Suatu ketika pada saat semangat perjuangan TRIKORA Indonesia sedang berkobar untuk membebaskan wilayah Irian Barat dari belenggu Kolonial Belanda, Deputi KSAD Mayor Jenderal A. Yani mengirim Kapten Suwondo secara rahasia ke Irian Barat atas permintaan seorang anggota militer Belanda, Kolonel Van Housen, Komandan Camp Arfak di Manokwari.  Ketika itu pak Yani dengan rombongan sedang mampir di Hongkong dengan misi mencari peralatan militer di pasar bebas, secara kebetulan di sebuah restoran bertemu dan berkenalan dengan Kolonel Van Hpusen.  Dalam bincang-bincang dengan Kolonel Van Housen, pak Yani dapat memahami bahwa sesungguhnya pihak militer Belanda tidak berminat sama sekali untuk bercokol di Irian Barat, namun kelompok politisi Belanda lah yang bersikeras untuk mempertahankan wilayah Irian Barat. 

Untuk lebih meyakinkan pihak Indonesia akan pendapatnya tersebut, Kolonel Van Housen menawarkan kepada pak Yani untuk mengirimkan ke Manokwari, Irian Barat seorang perwira setidaknya berpangkat Kapten, paham bahasa Blanda, dan “tahan banting”.


Dengan perjalanan yang sangat rahasia, Kapten Suwondo akhirnya tiba Manokwari setelah beberapa kali berganti pesawat, melalui pulau-pulau kecil di lautan pasifik, Port Morsby, Sentani dan Biak.  

Di Manokwari Kapten Suwondo menjadi tamunya Kolonel Van Housen yang memang sudah menunggunya disana.  Selanjutnya Kolonel Suwondo dibawa ke Camp Arfak, Markas Satuan Angkatan Darat Belanda yang dipimpin oleh Kolonel Van Housen.  Selain menyaksikan satuan militer Belanda tersebut, Kapten Suwondo juga diperkenalkan kepada beberapa tokoh putra daerah yang berpangaruh, antara lain, Fritz Awom, Rumbiak, Sawiyah, dan Wambraw, termasuk beberapa tokoh suku Arfak, salah satu suku besar yang sangat berpengaruh di Irian Barat, seperti Lodewijk Mandatjan, dan Barrent Mandatjan.

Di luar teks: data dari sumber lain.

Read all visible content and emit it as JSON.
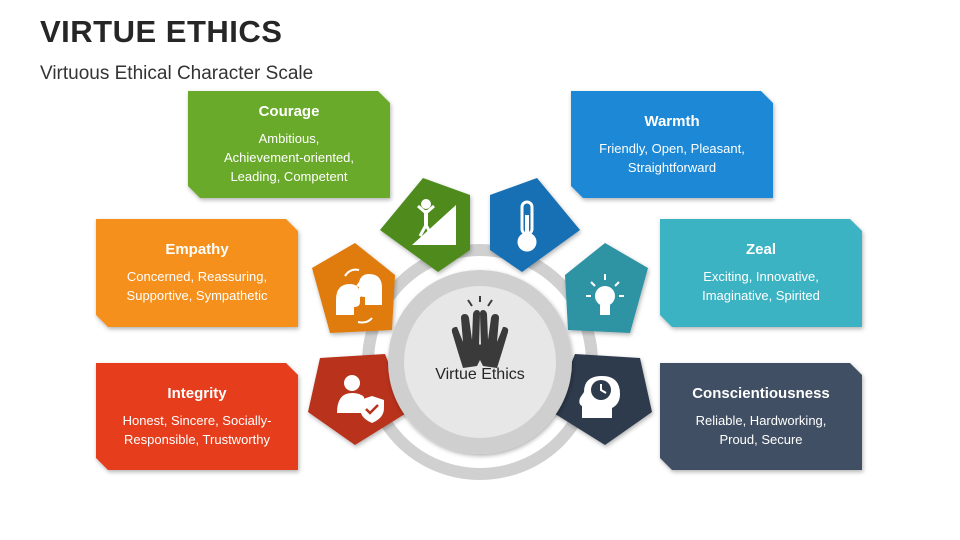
{
  "header": {
    "title": "VIRTUE ETHICS",
    "subtitle": "Virtuous Ethical Character Scale"
  },
  "center": {
    "label": "Virtue Ethics",
    "icon": "high-five-hands-icon"
  },
  "virtues": [
    {
      "id": "courage",
      "title": "Courage",
      "lines": [
        "Ambitious,",
        "Achievement-oriented,",
        "Leading, Competent"
      ],
      "color": "#6aaa2c",
      "icon_color": "#4f8a1f",
      "icon": "climbing-person-icon"
    },
    {
      "id": "empathy",
      "title": "Empathy",
      "lines": [
        "Concerned, Reassuring,",
        "Supportive, Sympathetic"
      ],
      "color": "#f5901e",
      "icon_color": "#e07b10",
      "icon": "two-faces-exchange-icon"
    },
    {
      "id": "integrity",
      "title": "Integrity",
      "lines": [
        "Honest, Sincere, Socially-",
        "Responsible, Trustworthy"
      ],
      "color": "#e63e1e",
      "icon_color": "#b8321a",
      "icon": "person-shield-icon"
    },
    {
      "id": "warmth",
      "title": "Warmth",
      "lines": [
        "Friendly, Open, Pleasant,",
        "Straightforward"
      ],
      "color": "#1e88d6",
      "icon_color": "#176fb3",
      "icon": "thermometer-icon"
    },
    {
      "id": "zeal",
      "title": "Zeal",
      "lines": [
        "Exciting, Innovative,",
        "Imaginative, Spirited"
      ],
      "color": "#3bb3c3",
      "icon_color": "#2e93a3",
      "icon": "lightbulb-icon"
    },
    {
      "id": "conscientiousness",
      "title": "Conscientiousness",
      "lines": [
        "Reliable, Hardworking,",
        "Proud, Secure"
      ],
      "color": "#3f4f63",
      "icon_color": "#2d3b4d",
      "icon": "head-clock-icon"
    }
  ]
}
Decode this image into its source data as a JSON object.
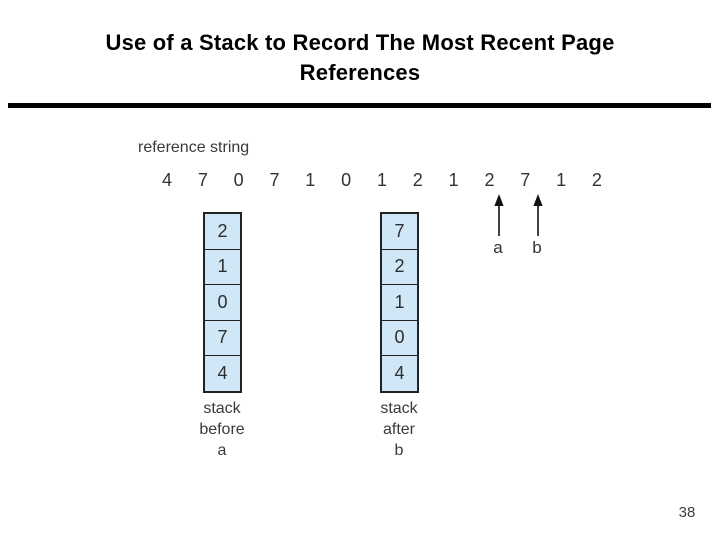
{
  "slide": {
    "title_line1": "Use of a Stack to Record The Most Recent Page",
    "title_line2": "References",
    "page_number": "38"
  },
  "diagram": {
    "reference_string_label": "reference string",
    "reference_string": [
      "4",
      "7",
      "0",
      "7",
      "1",
      "0",
      "1",
      "2",
      "1",
      "2",
      "7",
      "1",
      "2"
    ],
    "marker_a": "a",
    "marker_b": "b",
    "stack_before": {
      "values": [
        "2",
        "1",
        "0",
        "7",
        "4"
      ],
      "label_lines": [
        "stack",
        "before",
        "a"
      ]
    },
    "stack_after": {
      "values": [
        "7",
        "2",
        "1",
        "0",
        "4"
      ],
      "label_lines": [
        "stack",
        "after",
        "b"
      ]
    },
    "colors": {
      "cell_fill": "#cfe7f6",
      "cell_border": "#222222",
      "divider": "#000000",
      "text": "#333333"
    }
  }
}
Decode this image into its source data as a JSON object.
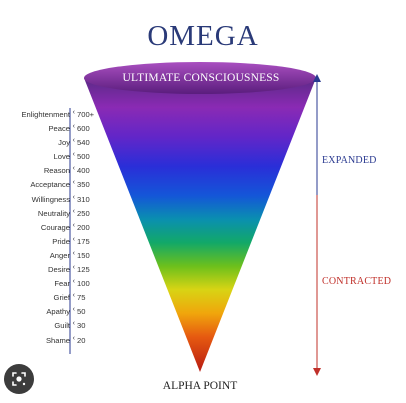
{
  "title": "OMEGA",
  "top_label": "ULTIMATE CONSCIOUSNESS",
  "bottom_label": "ALPHA POINT",
  "arrow_labels": {
    "expanded": "EXPANDED",
    "contracted": "CONTRACTED"
  },
  "levels": [
    {
      "name": "Enlightenment",
      "value": "700+"
    },
    {
      "name": "Peace",
      "value": "600"
    },
    {
      "name": "Joy",
      "value": "540"
    },
    {
      "name": "Love",
      "value": "500"
    },
    {
      "name": "Reason",
      "value": "400"
    },
    {
      "name": "Acceptance",
      "value": "350"
    },
    {
      "name": "Willingness",
      "value": "310"
    },
    {
      "name": "Neutrality",
      "value": "250"
    },
    {
      "name": "Courage",
      "value": "200"
    },
    {
      "name": "Pride",
      "value": "175"
    },
    {
      "name": "Anger",
      "value": "150"
    },
    {
      "name": "Desire",
      "value": "125"
    },
    {
      "name": "Fear",
      "value": "100"
    },
    {
      "name": "Grief",
      "value": "75"
    },
    {
      "name": "Apathy",
      "value": "50"
    },
    {
      "name": "Guilt",
      "value": "30"
    },
    {
      "name": "Shame",
      "value": "20"
    }
  ],
  "tick_glyph": "‹",
  "colors": {
    "title": "#2a3a78",
    "expanded": "#2a3a90",
    "contracted": "#c0302a"
  },
  "icons": {
    "lens_button": "visual-search-icon"
  }
}
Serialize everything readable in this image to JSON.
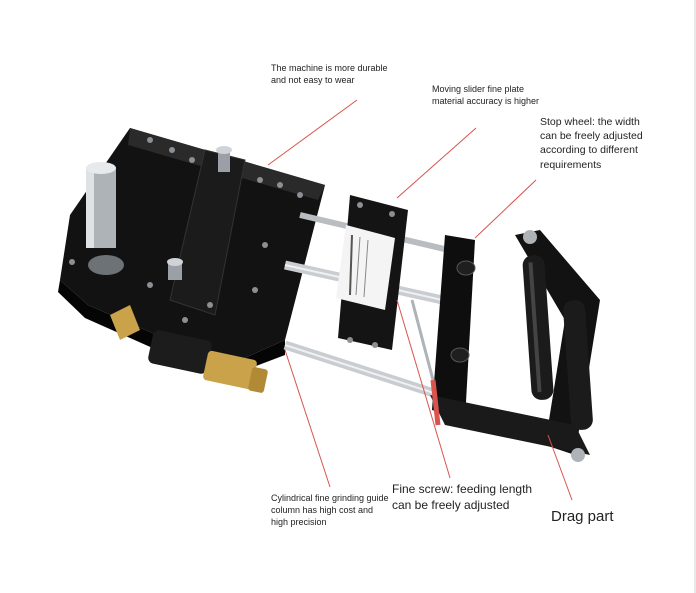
{
  "callouts": {
    "durable": {
      "line1": "The machine is more durable",
      "line2": "and not easy to wear"
    },
    "slider": {
      "line1": "Moving slider fine plate",
      "line2": "material accuracy is higher"
    },
    "stop_wheel": {
      "line1": "Stop wheel: the width",
      "line2": "can be freely adjusted",
      "line3": "according to different",
      "line4": "requirements"
    },
    "guide_column": {
      "line1": "Cylindrical fine grinding guide",
      "line2": "column has high cost and",
      "line3": "high precision"
    },
    "fine_screw": {
      "line1": "Fine screw: feeding length",
      "line2": "can be freely adjusted"
    },
    "drag_part": {
      "text": "Drag part"
    }
  },
  "colors": {
    "leader_line": "#d9534f",
    "machine_body": "#111111",
    "steel": "#c9ccd0",
    "brass": "#c9a24a"
  }
}
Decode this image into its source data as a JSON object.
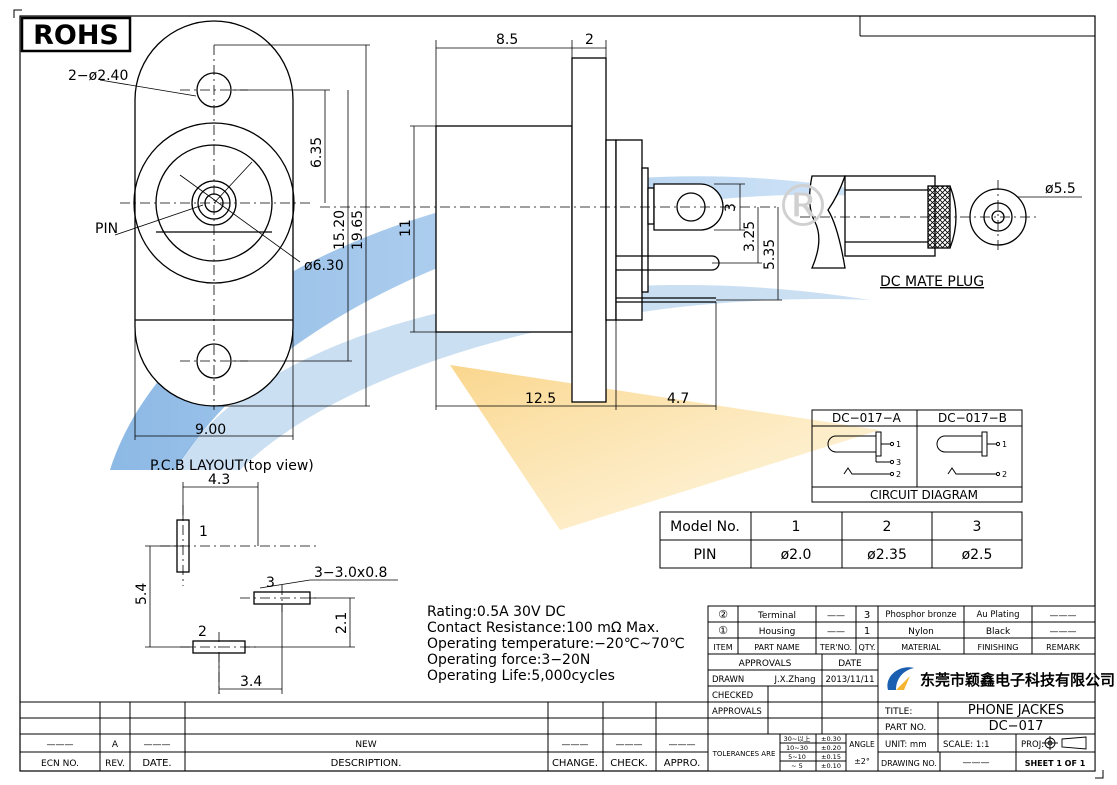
{
  "rohs": "ROHS",
  "front": {
    "hole_label": "2−ø2.40",
    "pin_label": "PIN",
    "dim_635": "6.35",
    "dim_1520": "15.20",
    "dim_1965": "19.65",
    "dim_630": "ø6.30",
    "dim_900": "9.00"
  },
  "side": {
    "dim_85": "8.5",
    "dim_2": "2",
    "dim_11": "11",
    "dim_3": "3",
    "dim_325": "3.25",
    "dim_535": "5.35",
    "dim_125": "12.5",
    "dim_47": "4.7"
  },
  "plug": {
    "dim_55": "ø5.5",
    "title": "DC  MATE  PLUG",
    "reg": "®"
  },
  "pcb": {
    "title": "P.C.B  LAYOUT(top  view)",
    "dim_43": "4.3",
    "dim_54": "5.4",
    "dim_21": "2.1",
    "dim_34": "3.4",
    "pad_label": "3−3.0x0.8",
    "pin1": "1",
    "pin2": "2",
    "pin3": "3"
  },
  "circuit": {
    "col_a": "DC−017−A",
    "col_b": "DC−017−B",
    "caption": "CIRCUIT  DIAGRAM",
    "pins": [
      "1",
      "3",
      "2",
      "1",
      "2"
    ]
  },
  "model_table": {
    "header": [
      "Model  No.",
      "1",
      "2",
      "3"
    ],
    "row": [
      "PIN",
      "ø2.0",
      "ø2.35",
      "ø2.5"
    ]
  },
  "specs": [
    "Rating:0.5A  30V  DC",
    "Contact  Resistance:100  mΩ  Max.",
    "Operating  temperature:−20℃~70℃",
    "Operating  force:3−20N",
    "Operating  Life:5,000cycles"
  ],
  "title_block": {
    "parts": [
      {
        "item": "②",
        "name": "Terminal",
        "ter": "——",
        "qty": "3",
        "material": "Phosphor bronze",
        "finish": "Au Plating",
        "remark": "———"
      },
      {
        "item": "①",
        "name": "Housing",
        "ter": "——",
        "qty": "1",
        "material": "Nylon",
        "finish": "Black",
        "remark": "———"
      }
    ],
    "headers": [
      "ITEM",
      "PART NAME",
      "TER'NO.",
      "QTY.",
      "MATERIAL",
      "FINISHING",
      "REMARK"
    ],
    "approvals": "APPROVALS",
    "date": "DATE",
    "drawn": "DRAWN",
    "drawn_by": "J.X.Zhang",
    "drawn_date": "2013/11/11",
    "checked": "CHECKED",
    "approvals2": "APPROVALS",
    "company": "东莞市颖鑫电子科技有限公司",
    "title_lbl": "TITLE:",
    "title_val": "PHONE  JACKES",
    "part_lbl": "PART  NO.",
    "part_val": "DC−017",
    "tol_lbl": "TOLERANCES  ARE",
    "tol_rows": [
      [
        "30~以上",
        "±0.30"
      ],
      [
        "10~30",
        "±0.20"
      ],
      [
        "5~10",
        "±0.15"
      ],
      [
        "~ 5",
        "±0.10"
      ]
    ],
    "angle": "ANGLE",
    "angle_val": "±2°",
    "unit": "UNIT:  mm",
    "scale": "SCALE:   1:1",
    "proj": "PROJ:",
    "drawing_no": "DRAWING  NO.",
    "drawing_no_val": "———",
    "sheet": "SHEET   1  OF  1"
  },
  "revision": {
    "row1": [
      "———",
      "A",
      "———",
      "NEW",
      "———",
      "———",
      "———"
    ],
    "headers": [
      "ECN  NO.",
      "REV.",
      "DATE.",
      "DESCRIPTION.",
      "CHANGE.",
      "CHECK.",
      "APPRO."
    ]
  },
  "colors": {
    "watermark_blue": "#2f7fd0",
    "watermark_orange": "#f6b530",
    "logo_blue": "#1a5fb0"
  }
}
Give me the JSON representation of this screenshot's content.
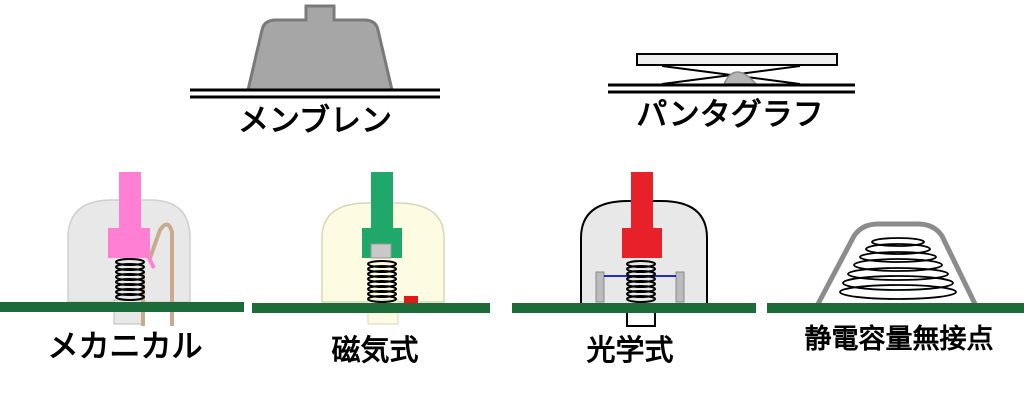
{
  "labels": {
    "membrane": "メンブレン",
    "pantograph": "パンタグラフ",
    "mechanical": "メカニカル",
    "magnetic": "磁気式",
    "optical": "光学式",
    "capacitive": "静電容量無接点"
  },
  "colors": {
    "pcb": "#1e6b3a",
    "mechanical_stem": "#ff7fd4",
    "magnetic_stem": "#20a86b",
    "optical_stem": "#e8202a",
    "magnet_sensor": "#e31919",
    "optical_beam": "#1f2fc9",
    "membrane_dome": "#a6a6a6",
    "housing_gray": "#e8e8e8",
    "housing_cream": "#fdfbe2",
    "contact_leaf": "#c8ab8e"
  }
}
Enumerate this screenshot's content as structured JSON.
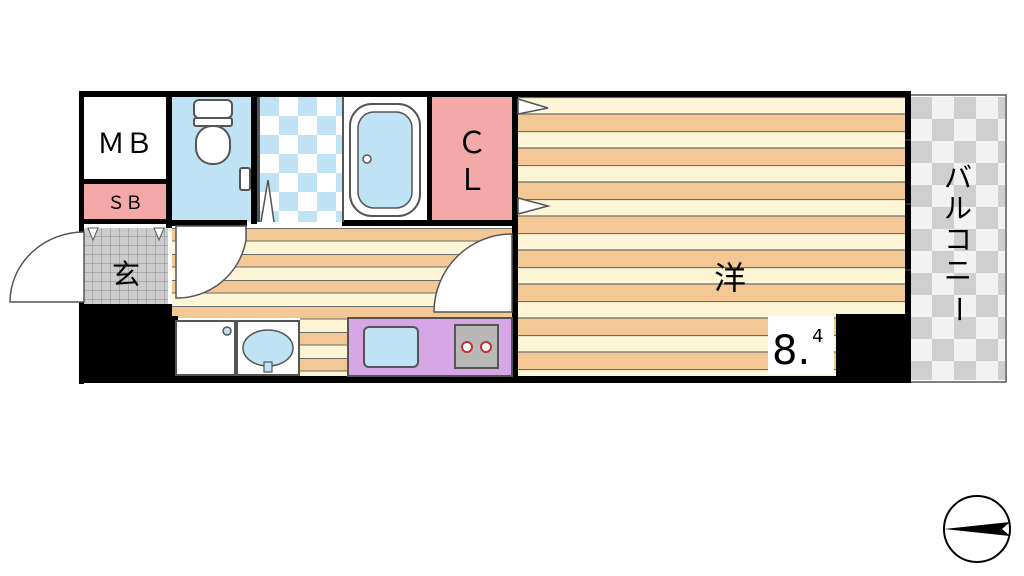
{
  "floor_plan": {
    "rooms": {
      "mb": "ＭＢ",
      "sb": "ＳＢ",
      "genkan": "玄",
      "cl_top": "Ｃ",
      "cl_bottom": "Ｌ",
      "western_room": "洋",
      "size_main": "8.",
      "size_fraction": "4",
      "balcony": [
        "バ",
        "ル",
        "コ",
        "ニ",
        "ー"
      ]
    },
    "colors": {
      "wall": "#000000",
      "floor_tan": "#f3c894",
      "floor_cream": "#fdf6d6",
      "bath": "#bfe3f5",
      "closet": "#f4a9a9",
      "kitchen": "#d7a6e6",
      "tile_gray": "#cfcfcf",
      "tile_white": "#f2f2f2"
    },
    "compass": {
      "icon": "north-arrow-icon"
    }
  }
}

Dalam pertemuan yang sangat akrab tersebut diadakan sebuah acara kesepakatan dengan mengikat sumpah sebagai saudara sedarah.  Melalui upacara adat suku Arfak masing-masing pergelangan tangan Kapten Suwondo dan Lodewijk Mandatjan disayat sampai mengeluarkan darah.  

Kemudian kedua luka sayatan ditempelkan satu dengan yang lain dengan erat yang melambangkan bersatunya darah keduanya sebagai saudara.  Kapten Suwondo juga minta agar kedua tubuh mereka dipersatukan dengan menyelimutkan kain merah putih sebagai perlambang disamping sebagai saudara sedarah juga sebangsa dan setanah air. 

Upacara ritual yang khidmat tersebut disaksikan juga oleh toloh-tokoh masyarakat lainnya seperti Fritz Awom dan Rumbiak.  Tampaknya semua itu memang telah dipersiapkan oleh Kolonel Van Housen, karena yakin pada saatnya Belanda akan menyerahkan Irian Barat kepada Indonesia termasuk satuan-satuan pasukan putra daerah, dengan upacara tersebut Kapten Suwondo telah dikukuhkan sebagai Kepala Suku Ketiga yang dipersiapkan untuk nantinya memimpin pasukan-pasukan peninggalan Belanda, agar dengan demikian Kapten Suwondo akan mempunyai wibawa dihadapan anak buahnya.


Selama 6 (enam) hari berada di Manokwari sebagai tamu Kolonel Van Housen yang banyak bercerita kepada Kapten Suwondo betapa putra-putra daerah begitu kuatnya memegang  adat istiadat dan tradisi lokal sebagai suatu kekuatan ritual sistem kekerabatan hidup bermasyarakat Rakyat Papua.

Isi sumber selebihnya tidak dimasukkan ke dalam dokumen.